The value 4 is recommended. You may adjust the value as required.

avq_threshold

AVQ threshold during graph construction.

Float

None

This parameter affects the pruning policy. Generally, the value 0.2 is used for the IP dataset. For the L2 dataset, this parameter is left empty.

soar_lambda

Orthogonality configuration. This parameter takes effect only for the IP dataset.

Float, greater than 0

[-1]

-1 indicates that this parameter is not used. When using the IP dataset, you may adjust the value as required.

overretrieve_factor

Used together with soar_lambda to specify the over-retrieval factor. This parameter takes effect only for the IP dataset.

Float, [1, 2]

[-1]

-1 indicates that this parameter is not used. When using the IP dataset, you may adjust the value as required.

train_thread

Number of threads during graph construction.

Integer

[Number of CPU cores]

Set this parameter to the number of CPU cores unless otherwise specified.

nprobe

Number of subspaces that a complex query will search within.

Integer, [1, n_leaves]

[200]

You may adjust the value as required.

reorder

Number of results saved before reordering.

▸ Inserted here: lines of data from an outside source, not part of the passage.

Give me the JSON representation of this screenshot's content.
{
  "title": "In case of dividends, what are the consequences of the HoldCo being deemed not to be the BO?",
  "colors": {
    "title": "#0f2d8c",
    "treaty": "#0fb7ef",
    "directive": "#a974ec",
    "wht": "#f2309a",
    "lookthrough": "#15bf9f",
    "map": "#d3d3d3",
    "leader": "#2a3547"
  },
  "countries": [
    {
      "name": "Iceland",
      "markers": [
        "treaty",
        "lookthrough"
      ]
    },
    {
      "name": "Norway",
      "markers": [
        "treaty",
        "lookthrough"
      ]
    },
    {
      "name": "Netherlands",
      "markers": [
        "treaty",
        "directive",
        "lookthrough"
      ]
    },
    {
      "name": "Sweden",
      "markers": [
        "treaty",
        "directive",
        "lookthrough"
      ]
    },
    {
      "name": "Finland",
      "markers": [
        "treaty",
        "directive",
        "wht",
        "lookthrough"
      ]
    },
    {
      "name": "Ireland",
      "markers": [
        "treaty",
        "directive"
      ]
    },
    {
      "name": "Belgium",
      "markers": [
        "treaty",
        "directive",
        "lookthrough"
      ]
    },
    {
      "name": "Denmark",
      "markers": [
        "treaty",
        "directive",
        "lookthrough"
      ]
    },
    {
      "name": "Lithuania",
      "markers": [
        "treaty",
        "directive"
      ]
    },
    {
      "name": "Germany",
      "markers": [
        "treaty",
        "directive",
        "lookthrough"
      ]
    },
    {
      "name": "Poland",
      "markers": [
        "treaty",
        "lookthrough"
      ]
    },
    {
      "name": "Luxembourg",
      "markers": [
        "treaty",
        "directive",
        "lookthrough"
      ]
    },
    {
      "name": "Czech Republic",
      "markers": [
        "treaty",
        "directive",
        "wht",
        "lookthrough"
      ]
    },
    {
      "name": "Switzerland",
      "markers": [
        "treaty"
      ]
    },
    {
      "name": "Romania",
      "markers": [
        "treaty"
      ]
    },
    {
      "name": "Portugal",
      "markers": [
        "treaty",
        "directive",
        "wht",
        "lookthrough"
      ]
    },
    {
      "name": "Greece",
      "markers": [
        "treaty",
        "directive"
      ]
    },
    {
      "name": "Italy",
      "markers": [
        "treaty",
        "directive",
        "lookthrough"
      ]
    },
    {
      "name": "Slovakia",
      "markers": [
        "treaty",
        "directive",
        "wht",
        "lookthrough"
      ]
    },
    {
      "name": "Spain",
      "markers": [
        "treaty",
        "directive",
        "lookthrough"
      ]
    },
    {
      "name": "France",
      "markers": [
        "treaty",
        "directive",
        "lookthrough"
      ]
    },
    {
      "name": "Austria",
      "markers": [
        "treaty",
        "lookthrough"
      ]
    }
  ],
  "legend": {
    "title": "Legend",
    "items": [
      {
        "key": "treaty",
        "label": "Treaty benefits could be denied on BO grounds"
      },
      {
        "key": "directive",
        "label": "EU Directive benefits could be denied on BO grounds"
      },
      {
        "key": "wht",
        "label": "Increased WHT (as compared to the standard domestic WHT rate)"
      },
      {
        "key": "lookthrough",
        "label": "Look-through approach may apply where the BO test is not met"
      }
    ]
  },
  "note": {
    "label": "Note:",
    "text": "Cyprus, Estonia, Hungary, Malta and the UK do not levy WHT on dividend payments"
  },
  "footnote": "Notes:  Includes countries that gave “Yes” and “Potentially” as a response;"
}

Integer, [k, Number of records in the dataset]

[900]

k indicates the number of final results returned. You may adjust the value as required.

adp_threshold

Adaptive truncation threshold during query. Reserved.

Float, [0, 0.8]

[0]

You may adjust the value as required.

adp_refined

Number of subspaces that a simple query will search within. Reserved.

Integer, [0, nprobe]

[0]

The typical value is 0. However, the value range is [1, nprobe] for search and recommendation scenarios. In this document, the value range is [0, probe]. You may adjust the value as required.

num_thread

Number of threads during query.

Integer, greater than or equal to 1

[1]

Set it to 1 unless otherwise specified.

batch_size

Size of the preferred batch during automatic parallel batching.

Integer, greater than or equal to 1

[1]

Set it to 1 unless otherwise specified.